Finova Capital Corp. v Berger
2005 NY Slip Op 03784 [18 AD3d 256]
May 10, 2005
Appellate Division, First Department
Published by New York State Law Reporting Bureau pursuant to Judiciary Law § 431.
As corrected through Wednesday, July 20, 2005


Finova Capital Corporation, Respondent,
v
C. Jaye Berger, Appellant. (And a Third-Party Action.)

[*1]

Order, Supreme Court, New York County (Louis B. York, J.), entered September 8, 2003, denying defendant's motion to dismiss the complaint for failure to state a cause of action and for summary judgment, unanimously reversed, on the law, without costs, summary judgment granted and the complaint dismissed.
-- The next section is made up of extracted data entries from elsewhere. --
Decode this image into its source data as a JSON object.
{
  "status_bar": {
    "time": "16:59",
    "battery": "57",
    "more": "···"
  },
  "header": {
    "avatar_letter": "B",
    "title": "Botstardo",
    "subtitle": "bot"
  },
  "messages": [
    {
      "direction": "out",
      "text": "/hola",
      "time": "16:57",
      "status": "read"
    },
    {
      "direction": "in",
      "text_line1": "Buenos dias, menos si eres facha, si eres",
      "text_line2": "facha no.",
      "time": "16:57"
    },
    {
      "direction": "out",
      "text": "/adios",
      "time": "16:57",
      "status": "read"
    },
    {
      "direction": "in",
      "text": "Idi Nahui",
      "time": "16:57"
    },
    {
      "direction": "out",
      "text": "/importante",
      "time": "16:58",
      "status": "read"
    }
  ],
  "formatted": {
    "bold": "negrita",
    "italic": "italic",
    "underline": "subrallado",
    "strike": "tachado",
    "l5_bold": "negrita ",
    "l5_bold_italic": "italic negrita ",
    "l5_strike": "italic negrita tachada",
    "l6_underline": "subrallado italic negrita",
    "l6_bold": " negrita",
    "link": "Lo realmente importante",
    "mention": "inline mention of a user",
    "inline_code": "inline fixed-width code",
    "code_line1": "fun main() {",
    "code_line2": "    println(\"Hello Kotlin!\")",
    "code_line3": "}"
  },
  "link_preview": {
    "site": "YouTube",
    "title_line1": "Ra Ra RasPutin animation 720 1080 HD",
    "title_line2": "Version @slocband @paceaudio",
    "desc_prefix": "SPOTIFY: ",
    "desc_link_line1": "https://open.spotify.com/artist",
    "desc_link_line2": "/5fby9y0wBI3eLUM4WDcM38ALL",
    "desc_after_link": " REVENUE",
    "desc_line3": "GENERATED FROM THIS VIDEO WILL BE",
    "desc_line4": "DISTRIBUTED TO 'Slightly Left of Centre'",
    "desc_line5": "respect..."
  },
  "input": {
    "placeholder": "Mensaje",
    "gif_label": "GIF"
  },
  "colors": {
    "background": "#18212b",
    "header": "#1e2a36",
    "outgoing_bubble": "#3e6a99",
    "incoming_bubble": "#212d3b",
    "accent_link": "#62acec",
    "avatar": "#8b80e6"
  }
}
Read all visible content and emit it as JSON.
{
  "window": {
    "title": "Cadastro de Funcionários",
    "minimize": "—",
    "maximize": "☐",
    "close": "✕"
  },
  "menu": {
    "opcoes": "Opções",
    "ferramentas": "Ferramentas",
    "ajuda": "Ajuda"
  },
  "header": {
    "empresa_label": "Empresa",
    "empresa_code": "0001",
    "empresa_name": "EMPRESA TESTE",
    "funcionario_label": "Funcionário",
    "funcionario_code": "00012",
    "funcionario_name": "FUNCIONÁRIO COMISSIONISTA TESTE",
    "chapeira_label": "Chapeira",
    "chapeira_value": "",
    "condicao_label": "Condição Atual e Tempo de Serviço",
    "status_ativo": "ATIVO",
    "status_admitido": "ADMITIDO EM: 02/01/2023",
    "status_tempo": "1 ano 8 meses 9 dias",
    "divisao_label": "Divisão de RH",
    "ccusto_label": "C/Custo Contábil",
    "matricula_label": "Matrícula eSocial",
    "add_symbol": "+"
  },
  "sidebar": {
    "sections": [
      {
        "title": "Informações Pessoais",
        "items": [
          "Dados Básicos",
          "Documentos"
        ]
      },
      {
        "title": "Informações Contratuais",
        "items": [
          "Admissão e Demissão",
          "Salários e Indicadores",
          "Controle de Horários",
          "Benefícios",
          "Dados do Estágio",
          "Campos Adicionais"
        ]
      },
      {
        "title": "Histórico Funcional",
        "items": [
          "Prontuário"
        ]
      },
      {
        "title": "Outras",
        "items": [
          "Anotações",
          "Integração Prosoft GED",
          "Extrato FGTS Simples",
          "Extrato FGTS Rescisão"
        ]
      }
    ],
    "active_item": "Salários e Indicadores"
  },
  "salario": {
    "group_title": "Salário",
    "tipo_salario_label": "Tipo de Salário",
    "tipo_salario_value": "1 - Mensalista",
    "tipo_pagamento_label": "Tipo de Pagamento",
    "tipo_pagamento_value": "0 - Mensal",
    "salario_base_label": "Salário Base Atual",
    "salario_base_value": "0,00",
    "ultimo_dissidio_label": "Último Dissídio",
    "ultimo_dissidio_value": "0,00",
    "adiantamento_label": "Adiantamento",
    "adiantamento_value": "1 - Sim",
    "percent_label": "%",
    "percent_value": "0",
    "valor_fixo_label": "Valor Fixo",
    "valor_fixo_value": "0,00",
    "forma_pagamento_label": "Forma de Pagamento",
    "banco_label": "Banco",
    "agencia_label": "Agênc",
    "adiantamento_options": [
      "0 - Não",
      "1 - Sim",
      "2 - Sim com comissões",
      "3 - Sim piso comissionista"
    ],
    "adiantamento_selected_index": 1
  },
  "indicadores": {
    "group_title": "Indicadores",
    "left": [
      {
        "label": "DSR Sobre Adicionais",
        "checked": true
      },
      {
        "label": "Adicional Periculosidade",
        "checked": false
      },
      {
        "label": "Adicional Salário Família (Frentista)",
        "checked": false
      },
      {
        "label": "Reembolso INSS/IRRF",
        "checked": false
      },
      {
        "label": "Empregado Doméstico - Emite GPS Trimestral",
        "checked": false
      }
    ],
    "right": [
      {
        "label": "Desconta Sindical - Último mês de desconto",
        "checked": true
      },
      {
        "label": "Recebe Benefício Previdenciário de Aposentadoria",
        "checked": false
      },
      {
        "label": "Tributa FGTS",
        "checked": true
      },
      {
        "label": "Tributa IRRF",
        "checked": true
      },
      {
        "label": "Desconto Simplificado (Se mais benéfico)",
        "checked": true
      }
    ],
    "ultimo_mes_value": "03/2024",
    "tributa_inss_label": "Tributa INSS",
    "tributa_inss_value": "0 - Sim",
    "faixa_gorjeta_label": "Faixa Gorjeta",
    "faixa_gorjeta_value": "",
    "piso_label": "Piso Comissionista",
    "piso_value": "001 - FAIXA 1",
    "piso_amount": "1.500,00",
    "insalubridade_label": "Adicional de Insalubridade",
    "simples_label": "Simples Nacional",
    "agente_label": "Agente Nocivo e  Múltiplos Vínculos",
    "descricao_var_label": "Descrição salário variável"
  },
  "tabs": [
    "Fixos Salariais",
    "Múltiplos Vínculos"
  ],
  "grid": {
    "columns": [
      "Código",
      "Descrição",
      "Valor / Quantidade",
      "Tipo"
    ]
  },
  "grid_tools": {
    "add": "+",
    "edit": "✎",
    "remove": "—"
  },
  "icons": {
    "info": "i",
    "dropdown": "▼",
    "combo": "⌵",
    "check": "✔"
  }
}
Appeal from order, same court and Justice, entered June 29, 2004, denying defendant's motion to vacate the note of issue, unanimously dismissed, without costs. The Clerk is directed to enter judgment in favor of defendant dismissing the complaint.

Plaintiff claims that defendant attorney issued an opinion letter negligently misrepresenting potential security interests in the assets of her client, a wholesale produce distributor, in order to induce plaintiff to provide the client with a line of credit. Specifically, the opinion letter is alleged to have omitted or misrepresented the existence or impending existence of claims pursuant to the Perishable Agricultural Commodities Act (PACA) (7 USC § 499a et seq.), which establishes a statutory trust for the benefit of unpaid sellers and suppliers of certain perishable agricultural goods and a security interest in a defaulting buyer's assets. Such a security interest would be superior to that granted a secured creditor, and would take effect when the buyer receives the goods and an unpaid seller files a written notice to the buyer within 30 days of the buyer's default. Shortly after the opinion letter was issued and the loan transaction closed, defendant's client defaulted on the loan and went out of business, and its creditors commenced an action under PACA, in which plaintiff intervened.

In order to establish its claim, plaintiff must show that defendant was aware that the opinion was to be used for a particular purpose, that it was relied upon in furtherance of that purpose, that defendant was aware of the reliance, that the opinion contained a misrepresentation, and that plaintiff suffered damages as a result of its reliance upon the misrepresentation (Tajan v Pavia & Harcourt, 257 AD2d 299, 304 [1999], lv denied 94 NY2d 837 [1999]).

We find that the circumstances here were sufficient to establish privity and a consequent duty of care between defendant and plaintiff, a third party, as a matter of law (see Eiseman v [*2]State of New York, 70 NY2d 175, 189 [1987]). Plaintiff requested the opinion letter which, inter alia, defendant was hired to draft after the deal had been negotiated and finalized. Defendant knew that plaintiff, who provided defendant with a format for the letter, would rely on her opinion in making the decision as to the line of credit, and addressed and sent the letter to plaintiff, stating that it was exclusively for plaintiff's benefit and reliance (see Prudential Ins. Co. of Am. v Dewey, Ballantine, Bushby, Palmer & Wood, 80 NY2d 377 [1992]; Credit Alliance Corp. v Arthur Andersen & Co., 65 NY2d 536, 551 [1985]).

However, plaintiff failed to adequately plead the causation element of its claim. The opinion letter makes positive representations regarding the client's financial circumstances, pending or threatened legal problems, and ability to execute and perform the security agreements and other financial documents contemplated in this transaction, but never mentions PACA or PACA claims, and is at best ambiguous as to whether such claims would be covered. Plaintiff does not offer proof that it relied on defendant's alleged negligently rendered opinion to indicate the absence of existing or imminent PACA claims and that such reliance was the proximate cause of its damages. "The failure to establish proximate cause requires dismissal of the legal malpractice action, regardless of whether it is demonstrated that the attorney was negligent" (Schwartz v Olshan Grundman Frome & Rosenzweig, 302 AD2d 193, 198 [2003]; see also D.D. Hamilton Textiles v Estate of Mate, 269 AD2d 214, 215 [2000]).

In light of the foregoing, the appeal of the order denying vacatur of the note of issue is academic. Concur—Ellerin, J.P., Nardelli, Williams, Gonzalez and Sweeny, JJ.